A series of alpha-amino acid ester prodrugs of camptothecin: in vitro hydrolysis and A549 human lung carcinoma cell cytotoxicity

Abstract

The objective of the present study was to identify a camptothecin (CPT) prodrug with optimal release and cytotoxicity properties for immobilization on a passively targeted microparticle delivery system. A series of alpha-amino acid ester prodrugs of CPT were synthesized, characterized, and evaluated. Four CPT prodrugs were synthesized with increasing aliphatic chain length (glycine (Gly) (2a), alanine (Ala) (2b), aminobutyric acid (Abu) (2c), and norvaline (Nva) (2d)). Prodrug reconversion was studied at pH 6.6, 7.0, and 7.4 corresponding to tumor, lung, and extracellular/physiological pH, respectively. Cytotoxicity was evaluated in A549 human lung carcinoma cells using 3-(4,5-dimethylthiazol-2-yl)-2,5-diphenyltetrazolium bromide (MTT) assay. The hydrolytic reconversion rate to parent CPT increased with decreasing side chain length as well as increasing pH. The Hill slope of 2d was significantly less than CPT and the other prodrugs tested, indicating a higher cell death rate at lower concentrations. These results suggest that 2d is the best candidate for a passively targeted sustained release lung delivery system.

Figure 1

Schematic representation of prodrugs.
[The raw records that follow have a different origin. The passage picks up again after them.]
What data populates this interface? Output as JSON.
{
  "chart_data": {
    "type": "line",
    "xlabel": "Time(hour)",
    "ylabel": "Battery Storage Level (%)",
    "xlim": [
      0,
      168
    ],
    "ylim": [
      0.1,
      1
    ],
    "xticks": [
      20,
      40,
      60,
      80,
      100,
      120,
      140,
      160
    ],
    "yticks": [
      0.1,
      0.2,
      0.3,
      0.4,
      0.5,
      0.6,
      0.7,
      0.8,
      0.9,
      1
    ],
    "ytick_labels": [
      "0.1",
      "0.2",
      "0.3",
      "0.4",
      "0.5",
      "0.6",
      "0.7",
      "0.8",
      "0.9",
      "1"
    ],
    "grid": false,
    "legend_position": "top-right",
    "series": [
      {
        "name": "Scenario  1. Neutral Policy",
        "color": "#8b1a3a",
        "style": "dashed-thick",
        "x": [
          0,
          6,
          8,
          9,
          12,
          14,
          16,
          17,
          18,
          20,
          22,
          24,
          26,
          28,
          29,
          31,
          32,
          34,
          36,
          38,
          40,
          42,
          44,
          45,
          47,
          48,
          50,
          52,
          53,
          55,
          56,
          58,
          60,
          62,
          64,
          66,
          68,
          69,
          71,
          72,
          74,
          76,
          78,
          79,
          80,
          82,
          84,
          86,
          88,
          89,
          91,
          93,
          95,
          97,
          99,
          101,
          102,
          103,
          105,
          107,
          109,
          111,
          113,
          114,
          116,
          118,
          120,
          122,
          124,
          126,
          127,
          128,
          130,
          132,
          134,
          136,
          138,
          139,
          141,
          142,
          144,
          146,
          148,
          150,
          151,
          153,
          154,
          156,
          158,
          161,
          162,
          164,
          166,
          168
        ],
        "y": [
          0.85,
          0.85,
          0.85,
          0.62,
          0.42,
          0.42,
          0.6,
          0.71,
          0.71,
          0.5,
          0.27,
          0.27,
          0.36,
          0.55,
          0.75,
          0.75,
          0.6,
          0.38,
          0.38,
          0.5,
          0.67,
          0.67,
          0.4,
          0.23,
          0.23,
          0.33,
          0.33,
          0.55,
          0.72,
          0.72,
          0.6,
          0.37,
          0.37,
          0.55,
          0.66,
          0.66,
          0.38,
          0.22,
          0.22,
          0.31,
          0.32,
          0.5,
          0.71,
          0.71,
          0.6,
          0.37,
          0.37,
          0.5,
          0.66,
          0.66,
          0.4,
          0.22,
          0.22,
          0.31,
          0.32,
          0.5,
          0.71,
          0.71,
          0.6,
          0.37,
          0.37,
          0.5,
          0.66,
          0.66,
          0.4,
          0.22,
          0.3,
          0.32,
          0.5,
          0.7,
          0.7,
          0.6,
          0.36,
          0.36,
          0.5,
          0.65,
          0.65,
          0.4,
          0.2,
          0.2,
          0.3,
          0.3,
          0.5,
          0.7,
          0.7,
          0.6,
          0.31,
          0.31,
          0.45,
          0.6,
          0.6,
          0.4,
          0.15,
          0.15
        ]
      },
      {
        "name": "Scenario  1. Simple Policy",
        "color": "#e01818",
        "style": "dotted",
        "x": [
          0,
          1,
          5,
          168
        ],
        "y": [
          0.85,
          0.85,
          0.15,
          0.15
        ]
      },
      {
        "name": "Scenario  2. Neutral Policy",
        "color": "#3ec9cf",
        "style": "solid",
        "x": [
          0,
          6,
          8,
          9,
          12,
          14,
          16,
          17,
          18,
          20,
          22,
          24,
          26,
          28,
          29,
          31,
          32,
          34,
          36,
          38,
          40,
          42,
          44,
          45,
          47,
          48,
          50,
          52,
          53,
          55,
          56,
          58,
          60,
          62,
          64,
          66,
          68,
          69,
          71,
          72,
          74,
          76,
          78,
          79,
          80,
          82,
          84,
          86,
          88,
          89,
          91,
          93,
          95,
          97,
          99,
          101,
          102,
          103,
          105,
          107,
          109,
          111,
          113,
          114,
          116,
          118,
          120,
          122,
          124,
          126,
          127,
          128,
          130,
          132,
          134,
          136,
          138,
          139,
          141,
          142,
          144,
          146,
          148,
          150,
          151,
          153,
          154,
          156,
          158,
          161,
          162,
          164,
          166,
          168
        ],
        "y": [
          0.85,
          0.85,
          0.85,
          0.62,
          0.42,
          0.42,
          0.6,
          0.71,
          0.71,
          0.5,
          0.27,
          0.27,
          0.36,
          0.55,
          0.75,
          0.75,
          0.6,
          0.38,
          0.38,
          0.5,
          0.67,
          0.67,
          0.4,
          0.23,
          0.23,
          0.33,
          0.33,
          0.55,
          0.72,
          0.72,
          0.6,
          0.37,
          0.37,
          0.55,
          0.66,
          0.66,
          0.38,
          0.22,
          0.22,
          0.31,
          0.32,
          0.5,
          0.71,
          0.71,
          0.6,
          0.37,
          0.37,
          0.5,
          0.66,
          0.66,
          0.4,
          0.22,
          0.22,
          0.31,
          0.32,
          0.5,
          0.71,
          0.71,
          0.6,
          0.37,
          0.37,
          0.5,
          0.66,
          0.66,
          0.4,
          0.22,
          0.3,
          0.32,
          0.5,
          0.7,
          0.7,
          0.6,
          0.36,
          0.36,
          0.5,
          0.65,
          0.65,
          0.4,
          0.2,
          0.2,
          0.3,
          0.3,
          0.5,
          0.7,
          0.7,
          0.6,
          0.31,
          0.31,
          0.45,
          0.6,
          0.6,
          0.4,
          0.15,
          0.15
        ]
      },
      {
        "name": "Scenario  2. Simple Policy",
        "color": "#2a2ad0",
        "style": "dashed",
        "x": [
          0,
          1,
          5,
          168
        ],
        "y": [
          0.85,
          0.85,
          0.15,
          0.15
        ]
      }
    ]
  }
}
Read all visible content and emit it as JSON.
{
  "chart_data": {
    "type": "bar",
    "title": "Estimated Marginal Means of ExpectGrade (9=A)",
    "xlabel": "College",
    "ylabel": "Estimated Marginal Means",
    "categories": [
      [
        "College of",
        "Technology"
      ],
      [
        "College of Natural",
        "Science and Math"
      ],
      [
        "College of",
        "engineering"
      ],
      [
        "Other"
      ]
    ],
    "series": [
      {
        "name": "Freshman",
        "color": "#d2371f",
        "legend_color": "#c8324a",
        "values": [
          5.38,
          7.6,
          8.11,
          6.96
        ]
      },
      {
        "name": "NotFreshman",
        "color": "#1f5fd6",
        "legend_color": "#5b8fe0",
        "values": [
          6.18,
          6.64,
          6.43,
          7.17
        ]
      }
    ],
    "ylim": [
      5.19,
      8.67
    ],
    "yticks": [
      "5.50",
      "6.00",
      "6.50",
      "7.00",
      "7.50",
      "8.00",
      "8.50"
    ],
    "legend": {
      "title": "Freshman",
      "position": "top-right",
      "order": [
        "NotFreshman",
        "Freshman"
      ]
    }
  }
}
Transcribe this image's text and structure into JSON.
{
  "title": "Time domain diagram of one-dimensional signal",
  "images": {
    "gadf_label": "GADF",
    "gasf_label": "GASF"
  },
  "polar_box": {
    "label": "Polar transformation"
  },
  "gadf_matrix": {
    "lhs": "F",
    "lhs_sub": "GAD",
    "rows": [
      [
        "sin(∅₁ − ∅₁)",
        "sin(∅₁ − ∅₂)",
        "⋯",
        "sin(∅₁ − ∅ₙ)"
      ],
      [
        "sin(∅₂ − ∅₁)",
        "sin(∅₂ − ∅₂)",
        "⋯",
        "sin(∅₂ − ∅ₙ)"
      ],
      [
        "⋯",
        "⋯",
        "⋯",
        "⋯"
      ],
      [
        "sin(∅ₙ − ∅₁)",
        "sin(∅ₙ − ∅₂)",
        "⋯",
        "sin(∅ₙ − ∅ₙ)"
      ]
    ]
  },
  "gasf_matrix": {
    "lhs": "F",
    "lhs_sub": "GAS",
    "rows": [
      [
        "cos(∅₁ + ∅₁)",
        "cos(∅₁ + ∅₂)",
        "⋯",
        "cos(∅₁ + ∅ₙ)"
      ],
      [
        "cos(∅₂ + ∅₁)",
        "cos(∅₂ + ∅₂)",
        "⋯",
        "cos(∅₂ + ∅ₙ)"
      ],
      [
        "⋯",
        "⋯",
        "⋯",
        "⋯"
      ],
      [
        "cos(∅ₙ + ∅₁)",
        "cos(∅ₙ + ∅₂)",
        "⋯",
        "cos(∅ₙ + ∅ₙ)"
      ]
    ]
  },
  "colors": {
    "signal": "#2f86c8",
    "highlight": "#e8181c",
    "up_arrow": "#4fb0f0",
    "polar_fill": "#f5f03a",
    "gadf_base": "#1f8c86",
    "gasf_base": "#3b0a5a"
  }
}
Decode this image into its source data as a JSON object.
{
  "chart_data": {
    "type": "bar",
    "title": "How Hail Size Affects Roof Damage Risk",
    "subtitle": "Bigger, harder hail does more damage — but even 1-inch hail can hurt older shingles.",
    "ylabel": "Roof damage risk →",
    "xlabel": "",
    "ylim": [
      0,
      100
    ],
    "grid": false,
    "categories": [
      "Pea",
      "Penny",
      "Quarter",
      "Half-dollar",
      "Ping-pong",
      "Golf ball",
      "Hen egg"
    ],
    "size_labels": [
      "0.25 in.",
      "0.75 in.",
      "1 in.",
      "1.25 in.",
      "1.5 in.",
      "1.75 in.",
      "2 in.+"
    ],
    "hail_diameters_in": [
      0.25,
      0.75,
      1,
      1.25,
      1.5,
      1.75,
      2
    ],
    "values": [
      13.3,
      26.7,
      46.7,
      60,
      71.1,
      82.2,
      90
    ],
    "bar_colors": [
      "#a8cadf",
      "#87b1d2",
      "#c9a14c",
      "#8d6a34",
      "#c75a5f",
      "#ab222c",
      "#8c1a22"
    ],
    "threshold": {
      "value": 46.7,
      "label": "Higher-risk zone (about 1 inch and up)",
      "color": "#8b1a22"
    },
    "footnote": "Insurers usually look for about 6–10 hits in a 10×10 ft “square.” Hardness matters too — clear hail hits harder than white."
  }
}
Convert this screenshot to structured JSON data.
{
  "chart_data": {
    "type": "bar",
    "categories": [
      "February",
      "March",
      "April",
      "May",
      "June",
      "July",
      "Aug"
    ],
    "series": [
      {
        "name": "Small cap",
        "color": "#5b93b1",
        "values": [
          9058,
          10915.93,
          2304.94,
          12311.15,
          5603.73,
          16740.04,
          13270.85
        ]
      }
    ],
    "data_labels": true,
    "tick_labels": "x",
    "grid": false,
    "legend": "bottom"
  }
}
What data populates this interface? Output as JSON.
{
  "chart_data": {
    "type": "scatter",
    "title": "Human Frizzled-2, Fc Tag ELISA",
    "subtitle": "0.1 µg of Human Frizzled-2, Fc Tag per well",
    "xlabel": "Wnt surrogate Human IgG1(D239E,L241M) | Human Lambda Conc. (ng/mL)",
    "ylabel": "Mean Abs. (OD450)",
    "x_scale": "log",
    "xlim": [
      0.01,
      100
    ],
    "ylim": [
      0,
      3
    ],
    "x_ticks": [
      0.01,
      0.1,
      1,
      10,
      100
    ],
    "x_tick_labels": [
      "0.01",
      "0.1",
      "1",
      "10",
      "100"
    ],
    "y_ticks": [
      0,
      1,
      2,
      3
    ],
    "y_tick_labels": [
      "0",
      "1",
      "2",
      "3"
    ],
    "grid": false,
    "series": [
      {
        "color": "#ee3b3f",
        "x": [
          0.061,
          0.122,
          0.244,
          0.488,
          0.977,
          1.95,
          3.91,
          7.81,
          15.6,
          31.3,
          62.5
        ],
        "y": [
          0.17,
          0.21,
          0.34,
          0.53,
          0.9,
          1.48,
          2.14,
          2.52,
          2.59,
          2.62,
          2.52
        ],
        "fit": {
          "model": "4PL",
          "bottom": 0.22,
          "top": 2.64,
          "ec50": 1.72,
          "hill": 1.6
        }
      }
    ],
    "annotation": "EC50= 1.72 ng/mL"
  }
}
Hydrolysis site is shown by the red zig-zag line.

Figure 2

¹H NMR spectrum of all four prodrugs in DMSO-d₆ at 37 °C after 6.5 h of incubation in PB pH7.4: (A) section of ¹H NMR spectrum showing changes in the H-5 and H-17 signals of 2a-d, I-1, and I0-1; (B) section of ¹H NMR spectrum showing changes in the H-23 signals of 2a-d, and I-1; (C) section of ¹H NMR spectrum showing changes in the H-7 and H-14 signals of 2a-d, I-1, and I0-1. Similar spectra were observed at pH 7.0 and 6.6.

Figure 3

LC-MS spectra of the intermediates obtained during the hydrolysis studies of 2a-d: (A) 2a (I-1); (B) 2a (I-2); (C) 2b (I-1); (D) 2b (I-2); (E) 2c (I-1); (F) 2c (I-2); (G) 2d (I-1); (H) 2d (I-2).

Figure 4

Release of CPT in PB at three pH values at 37 °C: (A) pH 7.4; (B) pH 7.0; (C) pH 6.6.

Figure 5

Hydrolysis of 2a-d in PB at three pH values at 37°C: (A) pH 7.4; (B) pH 7.0; (C) pH 6.6.

Figure 6

Correlation of 2a-d hydrolysis half-life (see steps b and d, Scheme 2) and hydrophobicity constants (π) of amino acid. The hydrolysis half-lives of 2a-d in PB (pH 6.6, 7.0, and 7.4) at 37°C are reported as the mean ± SD (n=3). Slopes: pH 7.4 = 0.7788 (r²= 0.8493), pH 7.0 = 1.465 (r²= 0.9731), pH 6.6 = 1.322 (r²= 0.7161). The slopes at pH 6.6 and 7.0 are approximately twice as large as the slope at pH 7.4 suggesting that the prodrug reconversion in cancerous tissues or in the lung (the target organ) would be expected to be twice as fast.

Figure 7

Correlation of CPT formation half-life (see step e, Scheme 2) at three pH values and hydrophobicity constant (π) of amino acid. The reported half-life of CPT formation in PB in three pH values at 37°C represents the mean ± SD (n=3). Even though the rate of prodrug hydrolysis is dependent upon pH (Figure 6), once prodrug hydrolysis occurs the rate of CPT formation is independent of pH. Slopes: pH 7.4 = 14.89 (r²= 0.9837), pH 7.0 = 17.26 (r²= 0.9783), pH 6.6 = 17.42 (r²= 0.9954).

Figure 8

Cytotoxicity of CPT and 2a-d in A549 human lung carcinoma cells. The data were fit using the Hill equation.

Scheme 1

Synthesis of 2a-d: Reagents and conditions: (a) DIPC, DMAP, DCM, RT, 4 h; (b) 30% TFA in DCM, RT, 1 h.

Scheme 2

The proposed degradation pathway of 2a-d in three pH values: pH 6.6, 7.0 and 7.4. Prodrug hydrolysis involves steps b and d whereas CPT formation is possible via pathways a, e, or f. However, results in this study demonstrate that only pathway e is responsible for CPT formation.